Building a knowledge tree

The approach to build such tree is based on building a graph of all the connected paper of a certain topic and automatically generate a tree from it.

Dataset

In order to test this solution a bid dataset is required, to do so we will use the research paper:

@inproceedings{lo-wang-2020-s2orc,
    title = "{S}2{ORC}: The Semantic Scholar Open Research Corpus",
    author = "Lo, Kyle  and Wang, Lucy Lu  and Neumann, Mark  and Kinney, Rodney  and Weld, Daniel",
    booktitle = "Proceedings of the 58th Annual Meeting of the Association for Computational Linguistics",
    month = jul,
    year = "2020",
    address = "Online",
    publisher = "Association for Computational Linguistics",
    url = "https://www.aclweb.org/anthology/2020.acl-main.447",
    doi = "10.18653/v1/2020.acl-main.447",
    pages = "4969--4983"
}

The dataset of this paper can be found under the URL https://github.com/allenai/s2orc algongside the instructions to download it.

  • [ X ] Test to download the sample files provided.
  • [ X ] Read and understand content format.
  • [ X ] Convert them to CSV.
  • [ X ] Display relationship graph recorded in CSV.
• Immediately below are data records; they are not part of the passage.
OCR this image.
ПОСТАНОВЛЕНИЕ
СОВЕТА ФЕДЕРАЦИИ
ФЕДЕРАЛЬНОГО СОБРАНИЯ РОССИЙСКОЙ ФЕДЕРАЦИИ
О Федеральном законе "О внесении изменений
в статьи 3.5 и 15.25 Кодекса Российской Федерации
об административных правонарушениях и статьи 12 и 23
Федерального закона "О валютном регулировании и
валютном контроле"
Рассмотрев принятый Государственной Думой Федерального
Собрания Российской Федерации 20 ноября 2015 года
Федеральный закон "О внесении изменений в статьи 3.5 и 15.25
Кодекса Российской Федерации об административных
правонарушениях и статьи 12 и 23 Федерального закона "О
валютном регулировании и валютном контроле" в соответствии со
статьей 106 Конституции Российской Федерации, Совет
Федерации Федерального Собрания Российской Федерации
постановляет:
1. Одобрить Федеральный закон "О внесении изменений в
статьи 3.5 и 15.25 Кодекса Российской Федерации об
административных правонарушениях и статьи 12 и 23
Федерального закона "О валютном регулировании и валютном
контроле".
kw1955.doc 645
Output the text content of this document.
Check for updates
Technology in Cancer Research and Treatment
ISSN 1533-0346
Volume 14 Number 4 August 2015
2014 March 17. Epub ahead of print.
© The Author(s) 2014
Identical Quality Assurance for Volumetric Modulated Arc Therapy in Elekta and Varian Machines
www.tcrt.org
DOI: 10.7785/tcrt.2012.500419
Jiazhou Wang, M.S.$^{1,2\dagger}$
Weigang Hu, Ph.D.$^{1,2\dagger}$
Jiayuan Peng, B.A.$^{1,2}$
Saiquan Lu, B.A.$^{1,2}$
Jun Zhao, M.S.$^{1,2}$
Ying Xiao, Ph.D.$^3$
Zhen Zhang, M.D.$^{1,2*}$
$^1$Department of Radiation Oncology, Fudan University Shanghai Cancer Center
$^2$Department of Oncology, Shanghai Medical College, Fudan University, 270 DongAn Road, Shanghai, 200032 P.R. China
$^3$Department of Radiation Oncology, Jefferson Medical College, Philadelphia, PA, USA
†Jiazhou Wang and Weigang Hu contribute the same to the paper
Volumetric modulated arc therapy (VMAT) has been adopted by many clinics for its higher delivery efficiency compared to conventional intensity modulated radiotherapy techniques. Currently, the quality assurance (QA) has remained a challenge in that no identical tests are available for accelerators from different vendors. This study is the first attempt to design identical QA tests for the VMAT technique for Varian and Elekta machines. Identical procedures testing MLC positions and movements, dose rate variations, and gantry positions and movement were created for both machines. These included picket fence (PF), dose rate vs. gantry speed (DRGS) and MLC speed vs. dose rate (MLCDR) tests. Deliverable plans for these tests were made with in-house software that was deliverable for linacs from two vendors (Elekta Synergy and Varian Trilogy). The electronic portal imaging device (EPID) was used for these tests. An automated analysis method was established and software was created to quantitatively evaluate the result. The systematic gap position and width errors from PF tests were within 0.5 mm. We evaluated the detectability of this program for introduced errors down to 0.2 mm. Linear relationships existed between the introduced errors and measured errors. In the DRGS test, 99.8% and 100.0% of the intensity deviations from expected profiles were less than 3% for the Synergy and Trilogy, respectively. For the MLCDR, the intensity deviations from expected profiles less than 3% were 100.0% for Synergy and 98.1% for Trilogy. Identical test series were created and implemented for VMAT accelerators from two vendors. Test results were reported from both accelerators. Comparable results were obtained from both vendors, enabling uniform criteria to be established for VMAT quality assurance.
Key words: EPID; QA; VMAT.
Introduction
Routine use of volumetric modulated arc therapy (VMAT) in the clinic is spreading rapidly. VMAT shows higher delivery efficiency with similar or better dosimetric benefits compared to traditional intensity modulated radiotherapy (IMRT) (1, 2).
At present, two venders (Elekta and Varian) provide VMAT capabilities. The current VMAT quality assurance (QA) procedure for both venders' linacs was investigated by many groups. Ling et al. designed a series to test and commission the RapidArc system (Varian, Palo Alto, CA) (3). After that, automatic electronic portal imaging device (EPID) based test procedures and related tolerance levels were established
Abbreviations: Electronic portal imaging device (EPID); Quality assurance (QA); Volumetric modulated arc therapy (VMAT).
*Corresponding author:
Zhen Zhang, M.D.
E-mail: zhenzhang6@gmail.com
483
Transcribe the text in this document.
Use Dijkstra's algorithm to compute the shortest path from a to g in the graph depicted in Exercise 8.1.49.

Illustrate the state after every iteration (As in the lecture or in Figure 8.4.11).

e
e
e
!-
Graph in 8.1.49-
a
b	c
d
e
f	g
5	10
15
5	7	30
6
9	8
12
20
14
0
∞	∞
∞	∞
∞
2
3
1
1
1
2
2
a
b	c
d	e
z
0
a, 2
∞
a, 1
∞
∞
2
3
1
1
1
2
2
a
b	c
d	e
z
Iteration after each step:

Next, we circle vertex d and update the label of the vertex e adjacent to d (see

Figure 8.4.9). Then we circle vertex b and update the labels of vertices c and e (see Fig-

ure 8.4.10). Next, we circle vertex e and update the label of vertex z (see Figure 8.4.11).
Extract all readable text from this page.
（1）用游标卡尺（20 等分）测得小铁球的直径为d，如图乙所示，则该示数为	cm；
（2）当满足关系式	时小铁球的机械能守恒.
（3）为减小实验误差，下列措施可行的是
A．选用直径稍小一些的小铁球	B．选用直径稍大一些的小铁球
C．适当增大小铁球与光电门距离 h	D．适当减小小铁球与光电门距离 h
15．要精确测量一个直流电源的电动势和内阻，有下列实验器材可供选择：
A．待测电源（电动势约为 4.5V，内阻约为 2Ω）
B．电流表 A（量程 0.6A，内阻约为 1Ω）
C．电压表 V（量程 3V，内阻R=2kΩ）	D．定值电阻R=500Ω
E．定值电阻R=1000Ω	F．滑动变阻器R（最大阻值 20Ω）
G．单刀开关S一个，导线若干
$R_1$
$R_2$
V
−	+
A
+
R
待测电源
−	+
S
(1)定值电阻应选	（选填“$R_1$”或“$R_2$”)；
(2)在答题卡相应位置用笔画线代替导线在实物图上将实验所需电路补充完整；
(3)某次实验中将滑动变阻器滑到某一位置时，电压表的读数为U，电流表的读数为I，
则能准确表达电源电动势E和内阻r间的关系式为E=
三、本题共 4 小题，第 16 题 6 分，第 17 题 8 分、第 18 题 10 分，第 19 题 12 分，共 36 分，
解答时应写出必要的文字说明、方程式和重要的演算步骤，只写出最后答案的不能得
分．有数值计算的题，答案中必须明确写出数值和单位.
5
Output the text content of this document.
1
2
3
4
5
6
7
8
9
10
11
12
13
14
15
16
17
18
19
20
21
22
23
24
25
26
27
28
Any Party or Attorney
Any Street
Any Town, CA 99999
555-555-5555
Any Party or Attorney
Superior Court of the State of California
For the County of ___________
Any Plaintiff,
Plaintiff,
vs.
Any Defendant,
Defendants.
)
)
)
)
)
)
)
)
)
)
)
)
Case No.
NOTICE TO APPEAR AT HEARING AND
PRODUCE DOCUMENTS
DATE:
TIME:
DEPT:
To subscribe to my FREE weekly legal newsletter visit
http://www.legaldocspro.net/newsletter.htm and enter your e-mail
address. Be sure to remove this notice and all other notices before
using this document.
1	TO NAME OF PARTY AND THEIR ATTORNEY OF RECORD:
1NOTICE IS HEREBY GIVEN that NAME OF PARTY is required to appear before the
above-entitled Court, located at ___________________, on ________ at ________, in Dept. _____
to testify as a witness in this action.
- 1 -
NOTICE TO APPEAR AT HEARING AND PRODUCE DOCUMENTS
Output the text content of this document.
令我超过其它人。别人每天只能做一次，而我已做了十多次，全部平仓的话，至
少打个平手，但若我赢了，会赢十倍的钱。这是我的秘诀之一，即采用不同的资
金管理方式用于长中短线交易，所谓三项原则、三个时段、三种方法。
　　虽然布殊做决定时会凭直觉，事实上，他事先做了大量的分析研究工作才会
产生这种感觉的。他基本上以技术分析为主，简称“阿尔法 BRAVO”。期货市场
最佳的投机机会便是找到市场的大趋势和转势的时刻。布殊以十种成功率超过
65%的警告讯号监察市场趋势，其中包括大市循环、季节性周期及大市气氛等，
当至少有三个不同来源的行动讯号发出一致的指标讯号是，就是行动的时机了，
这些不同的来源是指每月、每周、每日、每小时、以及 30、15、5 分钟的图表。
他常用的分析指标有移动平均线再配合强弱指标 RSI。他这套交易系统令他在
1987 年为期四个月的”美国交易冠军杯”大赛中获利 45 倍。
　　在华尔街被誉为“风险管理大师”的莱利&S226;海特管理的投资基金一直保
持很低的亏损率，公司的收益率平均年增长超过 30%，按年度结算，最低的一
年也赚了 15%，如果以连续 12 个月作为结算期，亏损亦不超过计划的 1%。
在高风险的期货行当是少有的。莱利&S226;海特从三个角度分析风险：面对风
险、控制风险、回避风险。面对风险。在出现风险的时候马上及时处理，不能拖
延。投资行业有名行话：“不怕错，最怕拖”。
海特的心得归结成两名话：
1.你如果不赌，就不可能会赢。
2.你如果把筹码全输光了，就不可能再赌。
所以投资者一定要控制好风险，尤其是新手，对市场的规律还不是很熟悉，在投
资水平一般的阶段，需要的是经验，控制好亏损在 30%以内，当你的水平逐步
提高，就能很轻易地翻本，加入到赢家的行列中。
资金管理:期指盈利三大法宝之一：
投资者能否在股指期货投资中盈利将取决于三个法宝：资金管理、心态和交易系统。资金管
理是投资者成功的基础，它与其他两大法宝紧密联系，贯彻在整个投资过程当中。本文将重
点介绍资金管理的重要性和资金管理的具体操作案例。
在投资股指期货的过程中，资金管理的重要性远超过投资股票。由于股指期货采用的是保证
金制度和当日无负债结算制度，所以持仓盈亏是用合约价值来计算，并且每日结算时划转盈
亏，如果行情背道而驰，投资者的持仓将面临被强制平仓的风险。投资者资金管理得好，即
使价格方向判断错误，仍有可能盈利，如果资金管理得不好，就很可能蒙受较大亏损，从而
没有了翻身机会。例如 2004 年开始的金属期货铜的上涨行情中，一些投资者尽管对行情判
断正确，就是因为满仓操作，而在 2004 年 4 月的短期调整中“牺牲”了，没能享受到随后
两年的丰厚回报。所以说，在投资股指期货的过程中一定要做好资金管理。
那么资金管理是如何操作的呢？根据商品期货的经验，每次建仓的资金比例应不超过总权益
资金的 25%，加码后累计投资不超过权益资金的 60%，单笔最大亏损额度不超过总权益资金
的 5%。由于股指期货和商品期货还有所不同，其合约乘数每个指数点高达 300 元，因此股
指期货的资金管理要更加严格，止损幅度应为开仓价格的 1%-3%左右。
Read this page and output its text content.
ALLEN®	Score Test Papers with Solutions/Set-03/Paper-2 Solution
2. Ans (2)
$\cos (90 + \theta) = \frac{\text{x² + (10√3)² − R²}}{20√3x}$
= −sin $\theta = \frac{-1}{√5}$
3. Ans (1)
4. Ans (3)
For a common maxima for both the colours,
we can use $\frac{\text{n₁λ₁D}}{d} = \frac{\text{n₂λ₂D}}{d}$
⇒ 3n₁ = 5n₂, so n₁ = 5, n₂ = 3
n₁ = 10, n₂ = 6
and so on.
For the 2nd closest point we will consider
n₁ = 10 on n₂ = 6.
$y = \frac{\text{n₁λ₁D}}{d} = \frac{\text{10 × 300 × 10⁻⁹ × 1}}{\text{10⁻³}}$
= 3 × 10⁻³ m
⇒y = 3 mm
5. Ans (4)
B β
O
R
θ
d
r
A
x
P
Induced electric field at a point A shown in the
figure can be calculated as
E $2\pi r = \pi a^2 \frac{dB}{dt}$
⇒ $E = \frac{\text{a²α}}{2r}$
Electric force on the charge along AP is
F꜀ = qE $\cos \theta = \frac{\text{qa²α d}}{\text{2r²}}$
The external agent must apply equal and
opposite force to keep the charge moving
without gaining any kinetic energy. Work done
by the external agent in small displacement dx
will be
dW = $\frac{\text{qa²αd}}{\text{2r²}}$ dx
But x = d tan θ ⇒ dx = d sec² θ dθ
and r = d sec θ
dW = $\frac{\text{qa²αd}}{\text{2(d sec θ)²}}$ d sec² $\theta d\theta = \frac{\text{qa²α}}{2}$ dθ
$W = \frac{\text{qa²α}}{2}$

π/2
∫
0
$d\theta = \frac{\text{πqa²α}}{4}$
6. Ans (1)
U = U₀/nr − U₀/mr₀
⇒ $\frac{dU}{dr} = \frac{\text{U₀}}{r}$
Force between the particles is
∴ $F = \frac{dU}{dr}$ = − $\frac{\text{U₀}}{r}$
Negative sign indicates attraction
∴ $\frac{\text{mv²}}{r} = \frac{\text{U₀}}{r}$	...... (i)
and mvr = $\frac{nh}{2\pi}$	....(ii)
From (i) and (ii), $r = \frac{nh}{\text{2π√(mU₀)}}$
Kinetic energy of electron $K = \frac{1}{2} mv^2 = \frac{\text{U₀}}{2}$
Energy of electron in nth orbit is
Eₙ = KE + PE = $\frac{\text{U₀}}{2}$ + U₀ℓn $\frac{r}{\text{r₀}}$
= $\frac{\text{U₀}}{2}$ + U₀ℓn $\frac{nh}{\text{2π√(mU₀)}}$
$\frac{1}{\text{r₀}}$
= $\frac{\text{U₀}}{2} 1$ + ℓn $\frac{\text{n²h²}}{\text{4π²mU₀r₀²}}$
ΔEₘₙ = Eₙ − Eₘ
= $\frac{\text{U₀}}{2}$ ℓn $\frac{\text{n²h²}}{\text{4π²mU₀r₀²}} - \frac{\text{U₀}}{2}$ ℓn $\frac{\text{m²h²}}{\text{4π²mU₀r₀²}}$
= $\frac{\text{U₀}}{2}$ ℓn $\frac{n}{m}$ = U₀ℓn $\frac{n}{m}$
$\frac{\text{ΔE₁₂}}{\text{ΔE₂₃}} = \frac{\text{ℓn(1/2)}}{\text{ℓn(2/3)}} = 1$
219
After aalysing the sample dataset, we can see that most of the elements in the sample dataset are not interconnected therefore this database is not usefull for our purposes. The working method still remains relevant. We are going to attempt to generate a similar dataset but manually in order to ensure that all elements are interconnected.

The manual dataset will be connected as it will be formed by following a stream of citations. This way we will ensure that the algorithm works and that all the nodes are interconnected.

  • [ X ] Select the starting paper for manual generation
  • [ X ] Generate database manually on two csv, one for meta and one for details
  • [ X ] Display graph
  • [ X ] Add paper titles to graph